Inside a motor or generator there are two main parts, a spinny bit in the middle called the rotor, and the stationary bit on the outside called the stator. What we are worried about in a generator in terms of speed is the difference between the speed of the rotor and the stator. So with the stator stationary, the only speed there is is the rotor, but what happens if we start to spin the stator as well as the rotor?
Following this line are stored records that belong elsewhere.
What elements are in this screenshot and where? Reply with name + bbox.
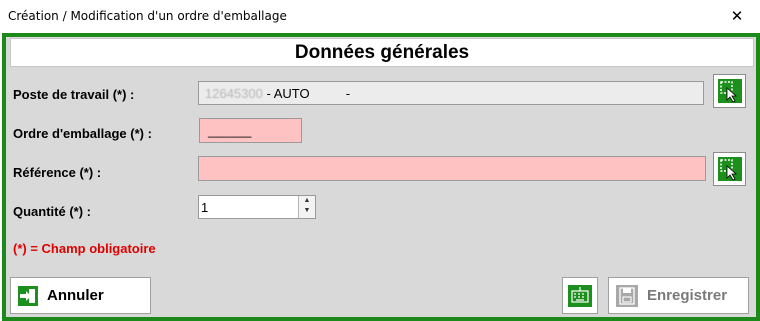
stepper-up-icon[interactable]: ▲ — [299, 196, 315, 206]
ordre-value: ______ — [208, 123, 252, 138]
window-title: Création / Modification d'un ordre d'emb… — [8, 9, 287, 23]
exit-arrow-icon — [18, 285, 38, 306]
title-bar: Création / Modification d'un ordre d'emb… — [0, 0, 760, 33]
keyboard-button[interactable] — [562, 277, 598, 314]
save-button[interactable]: Enregistrer — [608, 277, 749, 314]
reference-label: Référence (*) : — [13, 165, 102, 180]
cancel-label: Annuler — [47, 287, 104, 304]
required-note: (*) = Champ obligatoire — [13, 241, 156, 256]
quantite-input[interactable]: 1 ▲ ▼ — [198, 195, 316, 219]
poste-picker-button[interactable] — [713, 74, 746, 108]
ordre-label: Ordre d'emballage (*) : — [13, 126, 152, 141]
quantite-label: Quantité (*) : — [13, 204, 91, 219]
form-frame: Données générales Poste de travail (*) :… — [2, 33, 760, 321]
poste-label: Poste de travail (*) : — [13, 87, 135, 102]
keyboard-icon — [568, 284, 592, 307]
quantite-stepper[interactable]: ▲ ▼ — [298, 196, 315, 218]
pick-cursor-icon — [717, 79, 742, 103]
close-icon: ✕ — [730, 8, 744, 25]
save-label: Enregistrer — [647, 287, 728, 304]
cancel-button[interactable]: Annuler — [10, 277, 151, 314]
quantite-value: 1 — [201, 200, 209, 215]
stepper-down-icon[interactable]: ▼ — [299, 206, 315, 216]
pick-cursor-icon — [717, 157, 742, 181]
section-header: Données générales — [10, 38, 754, 67]
close-button[interactable]: ✕ — [714, 0, 760, 32]
ordre-input[interactable]: ______ — [199, 118, 302, 143]
reference-input[interactable] — [198, 156, 706, 181]
poste-code: 12645300 — [205, 86, 263, 101]
poste-field: 12645300 - AUTO - — [198, 81, 704, 105]
floppy-disk-icon — [616, 284, 638, 307]
poste-value: - AUTO - — [266, 86, 351, 101]
reference-picker-button[interactable] — [713, 152, 746, 186]
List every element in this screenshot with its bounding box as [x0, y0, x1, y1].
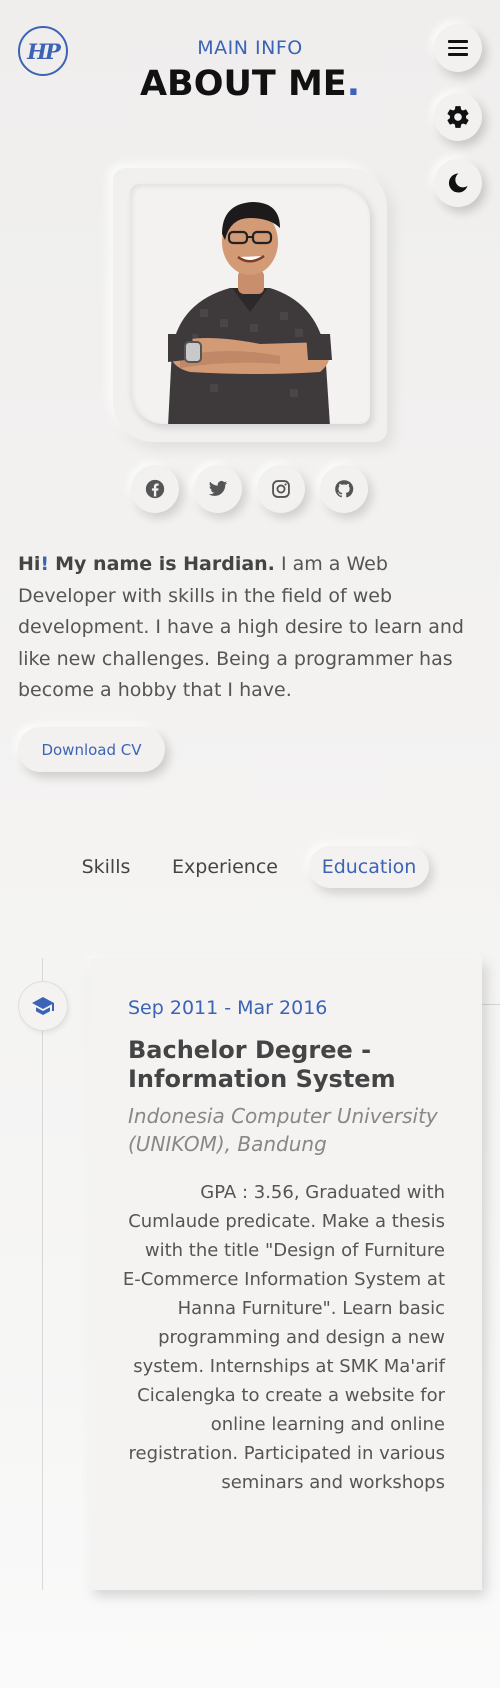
tab-education[interactable]: Education — [309, 846, 429, 888]
title-dot: . — [346, 64, 361, 104]
twitter-link[interactable] — [194, 465, 242, 513]
facebook-link[interactable] — [131, 465, 179, 513]
bio-text: I am a Web Developer with skills in the … — [18, 553, 464, 701]
timeline-marker — [19, 982, 67, 1030]
education-date: Sep 2011 - Mar 2016 — [128, 997, 328, 1019]
theme-toggle-button[interactable] — [434, 159, 482, 207]
github-link[interactable] — [320, 465, 368, 513]
education-description: GPA : 3.56, Graduated with Cumlaude pred… — [122, 1182, 445, 1493]
github-icon — [335, 480, 354, 498]
menu-button[interactable] — [434, 24, 482, 72]
gear-icon — [447, 106, 469, 128]
section-subtitle: MAIN INFO — [197, 37, 303, 59]
bio-name-intro: My name is Hardian. — [55, 553, 275, 575]
bio-exclamation: ! — [40, 553, 50, 575]
instagram-icon — [272, 480, 290, 498]
graduation-cap-icon — [32, 997, 54, 1015]
tab-experience[interactable]: Experience — [165, 846, 285, 888]
profile-photo — [168, 202, 332, 424]
bio-paragraph: Hi! My name is Hardian. I am a Web Devel… — [18, 549, 488, 707]
about-page: HP MAIN INFO ABOUT ME. Hi! My name is Ha… — [0, 0, 500, 1688]
moon-icon — [448, 173, 468, 193]
twitter-icon — [208, 481, 228, 496]
tab-skills[interactable]: Skills — [70, 846, 142, 888]
instagram-link[interactable] — [257, 465, 305, 513]
facebook-icon — [145, 479, 165, 499]
bio-greeting: Hi — [18, 553, 41, 575]
page-title-text: ABOUT ME — [139, 64, 347, 104]
education-school: Indonesia Computer University (UNIKOM), … — [128, 1104, 438, 1156]
timeline-line — [42, 958, 43, 1590]
page-title: ABOUT ME. — [0, 64, 500, 104]
profile-photo-frame — [130, 184, 370, 424]
hamburger-icon — [448, 36, 468, 60]
education-degree: Bachelor Degree - Information System — [128, 1036, 396, 1093]
download-cv-button[interactable]: Download CV — [18, 727, 165, 772]
settings-button[interactable] — [434, 93, 482, 141]
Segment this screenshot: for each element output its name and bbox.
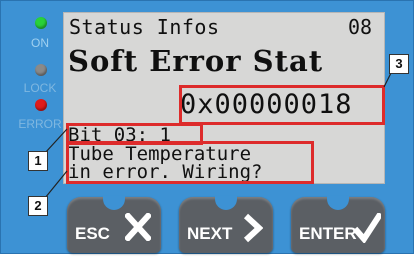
device-panel: ON LOCK ERROR Status Infos 08 Soft Error… bbox=[0, 0, 414, 254]
callout-3: 3 bbox=[389, 54, 409, 74]
button-notch bbox=[327, 196, 349, 210]
screenshot-frame: ON LOCK ERROR Status Infos 08 Soft Error… bbox=[0, 0, 415, 261]
button-notch bbox=[103, 196, 125, 210]
esc-button-label: ESC bbox=[75, 224, 110, 243]
button-notch bbox=[215, 196, 237, 210]
enter-button-label: ENTER bbox=[299, 224, 357, 243]
callout-1: 1 bbox=[28, 151, 48, 171]
x-icon bbox=[125, 213, 151, 241]
next-button-label: NEXT bbox=[187, 224, 233, 243]
chevron-right-icon bbox=[243, 213, 263, 243]
next-button[interactable]: NEXT bbox=[179, 196, 273, 253]
checkmark-icon bbox=[355, 213, 381, 243]
enter-button[interactable]: ENTER bbox=[291, 196, 385, 253]
callout-2: 2 bbox=[28, 196, 48, 216]
esc-button[interactable]: ESC bbox=[67, 196, 161, 253]
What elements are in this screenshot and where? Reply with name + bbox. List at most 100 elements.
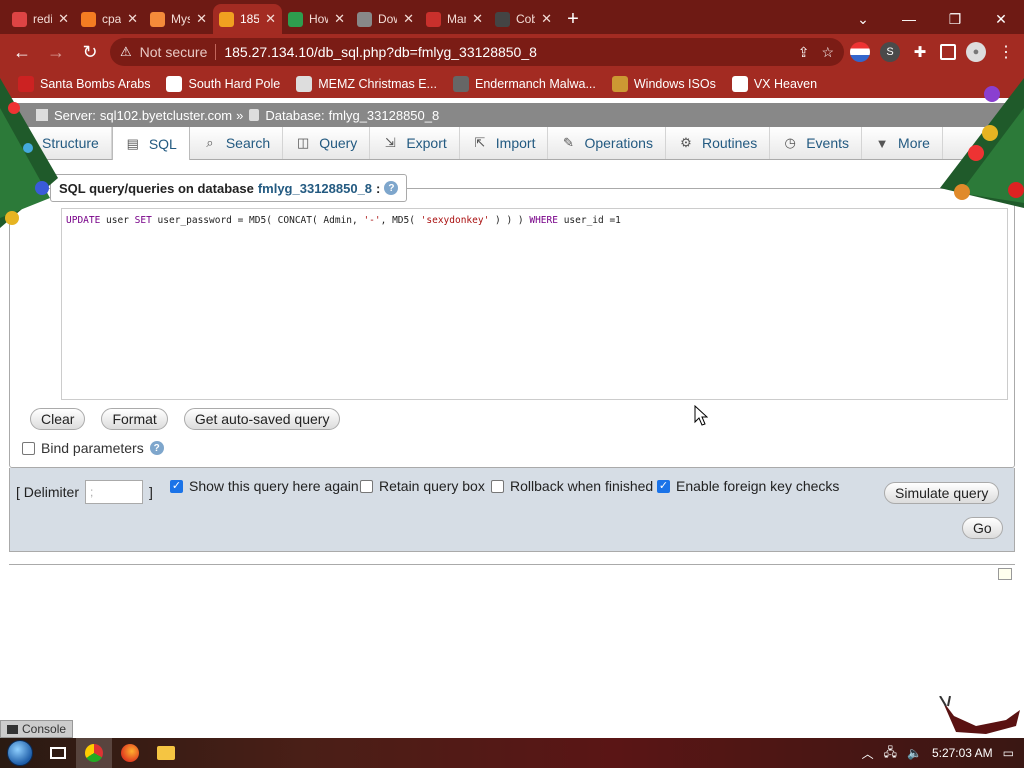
sql-query-textarea[interactable]: UPDATE user SET user_password = MD5( CON… (61, 208, 1008, 400)
show-hidden-icons-icon[interactable]: ︿ (862, 745, 874, 762)
file-explorer-icon[interactable] (148, 738, 184, 768)
breadcrumb-server[interactable]: sql102.byetcluster.com (100, 108, 232, 123)
bookmark-item[interactable]: South Hard Pole (166, 76, 280, 92)
browser-tab[interactable]: 185.2 ✕ (213, 4, 282, 34)
sql-token: SET (134, 215, 152, 226)
tab-close-icon[interactable]: ✕ (58, 11, 69, 27)
forward-button[interactable]: → (42, 38, 70, 66)
figure-icon (611, 76, 628, 92)
tab-events[interactable]: ◷ Events (770, 127, 863, 159)
flag-extension-icon[interactable] (850, 42, 870, 62)
restore-button[interactable]: ❐ (932, 11, 978, 28)
back-button[interactable]: ← (8, 38, 36, 66)
minimize-button[interactable]: — (886, 11, 932, 27)
start-button[interactable] (0, 738, 40, 768)
tab-close-icon[interactable]: ✕ (196, 11, 207, 27)
tab-close-icon[interactable]: ✕ (127, 11, 138, 27)
firefox-taskbar-icon[interactable] (112, 738, 148, 768)
format-button[interactable]: Format (101, 408, 168, 430)
windows-taskbar: ︿ 🖧 🔈 5:27:03 AM ▭ (0, 738, 1024, 768)
clear-button[interactable]: Clear (30, 408, 86, 430)
rollback-label[interactable]: Rollback when finished (510, 478, 653, 494)
help-icon[interactable]: ? (149, 441, 164, 455)
tab-close-icon[interactable]: ✕ (334, 11, 345, 27)
tab-export[interactable]: ⇲ Export (370, 127, 460, 159)
sql-token: WHERE (529, 215, 558, 226)
volume-icon[interactable]: 🔈 (907, 746, 922, 760)
browser-tab[interactable]: Mysq ✕ (144, 4, 213, 34)
tab-structure[interactable]: Structure (30, 127, 112, 159)
chevron-down-icon: ▼ (875, 135, 889, 151)
notification-icon[interactable]: ▭ (1003, 746, 1014, 760)
delimiter-input[interactable]: ; (85, 480, 144, 504)
tab-more[interactable]: ▼ More (862, 127, 943, 159)
sql-token: ) ) ) (489, 215, 530, 226)
foreign-keys-checkbox[interactable]: ✓ (657, 479, 670, 493)
reload-button[interactable]: ↻ (76, 38, 104, 66)
tab-label: Operations (584, 135, 653, 151)
tab-close-icon[interactable]: ✕ (541, 11, 552, 27)
bookmark-item[interactable]: VX Heaven (731, 76, 817, 92)
tab-search-icon[interactable]: ⌄ (840, 11, 886, 28)
rollback-checkbox[interactable] (491, 479, 504, 493)
bookmark-label: Endermanch Malwa... (474, 77, 596, 91)
bookmark-item[interactable]: Windows ISOs (611, 76, 716, 92)
bookmark-item[interactable]: Endermanch Malwa... (452, 76, 596, 92)
tab-close-icon[interactable]: ✕ (472, 11, 483, 27)
bookmark-item[interactable]: MEMZ Christmas E... (296, 76, 437, 92)
tab-search[interactable]: ⌕ Search (190, 127, 284, 159)
breadcrumb-db[interactable]: fmlyg_33128850_8 (329, 108, 440, 123)
address-bar[interactable]: ⚠ Not secure 185.27.134.10/db_sql.php?db… (110, 38, 844, 66)
tab-favicon-icon (495, 11, 510, 27)
tab-favicon-icon (219, 11, 234, 27)
tab-close-icon[interactable]: ✕ (265, 11, 276, 27)
autosaved-query-button[interactable]: Get auto-saved query (183, 408, 341, 430)
tab-close-icon[interactable]: ✕ (403, 11, 414, 27)
clock[interactable]: 5:27:03 AM (932, 746, 993, 760)
warning-icon[interactable]: ⚠ (120, 44, 132, 60)
retain-box-label[interactable]: Retain query box (379, 478, 485, 494)
tab-title: 185.2 (240, 12, 260, 26)
side-panel-icon[interactable] (940, 44, 956, 60)
show-query-label[interactable]: Show this query here again (189, 478, 359, 494)
foreign-keys-label[interactable]: Enable foreign key checks (676, 478, 839, 494)
page-settings-icon[interactable] (998, 568, 1012, 580)
bind-parameters-label[interactable]: Bind parameters (41, 440, 144, 456)
bind-parameters-checkbox[interactable] (22, 441, 35, 455)
puzzle-icon[interactable]: ✚ (910, 42, 930, 62)
browser-tab[interactable]: Man ✕ (420, 4, 489, 34)
browser-tab[interactable]: Cob ✕ (489, 4, 558, 34)
phpmyadmin-page: Server: sql102.byetcluster.com » Databas… (0, 78, 1024, 738)
task-view-icon[interactable] (40, 738, 76, 768)
close-window-button[interactable]: ✕ (978, 11, 1024, 28)
tab-routines[interactable]: ⚙ Routines (666, 127, 771, 159)
browser-tab[interactable]: cpan ✕ (75, 4, 144, 34)
share-icon[interactable]: ⇪ (798, 44, 810, 61)
mouse-cursor-icon (694, 405, 708, 426)
legend-db-name[interactable]: fmlyg_33128850_8 (258, 181, 372, 196)
bookmark-star-icon[interactable]: ☆ (821, 44, 834, 61)
bookmark-item[interactable]: Santa Bombs Arabs (18, 76, 150, 92)
simulate-query-button[interactable]: Simulate query (884, 482, 1000, 504)
show-query-checkbox[interactable]: ✓ (170, 479, 183, 493)
s-extension-icon[interactable]: S (880, 42, 900, 62)
new-tab-button[interactable]: + (558, 4, 588, 34)
browser-tab[interactable]: redir ✕ (6, 4, 75, 34)
chrome-taskbar-icon[interactable] (76, 738, 112, 768)
tab-sql[interactable]: ▤ SQL (111, 127, 190, 160)
help-icon[interactable]: ? (384, 181, 399, 195)
tab-operations[interactable]: ✎ Operations (548, 127, 666, 159)
divider (9, 564, 1015, 565)
browser-tab[interactable]: Dow ✕ (351, 4, 420, 34)
profile-avatar-icon[interactable]: ● (966, 42, 986, 62)
legend-prefix: SQL query/queries on database (59, 180, 254, 196)
console-toggle[interactable]: Console (0, 720, 74, 738)
menu-kebab-icon[interactable]: ⋮ (996, 42, 1016, 62)
network-icon[interactable]: 🖧 (884, 743, 897, 764)
go-button[interactable]: Go (962, 517, 1003, 539)
browser-tab[interactable]: How ✕ (282, 4, 351, 34)
tab-query[interactable]: ◫ Query (283, 127, 371, 159)
retain-box-checkbox[interactable] (360, 479, 373, 493)
tab-import[interactable]: ⇱ Import (460, 127, 549, 159)
show-query-option: ✓ Show this query here again (170, 478, 359, 494)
You can see that if the stator spins at the same speed and in the same direction as the rotor then they are both spinning together, and there is no relative spinning, so the output speed is zero. But if we spin the stator backwards the difference in speed between the two gets larger. In fact we can vary the output speed of the generator by spinning the stator at different speeds, regardless of the input speed. To be clear, energy is still coming from the turbine, all we are doing is making it look like the generator is spinning faster than it actually is. I don’t think any wind turbines ever actually did this, but it turns out there are some clever tricks we can do with electronics to make the magnetic field in the generator behave as if the stator is spinning relative to the rotor, and that is how many modern wind turbines work.

Lastly, there is also one other way of doing this which involves way more electronics but less mechanical stuff. Grid power is alternating current and so is the power from the turbine, but with large power electronics we can convert alternating current into direct current, and then we can convert direct current back into alternating current. This seems like a lot of work, but as large power electronics gets cheeper, this is becoming the more common way of doing all this. By making DC current and then converting back to AC, we can make the output frequency anythign we want.

Anyho, i hope this was the answer you were looking for. Personally i find this kind of power enginering really interesting and your question is a really good one.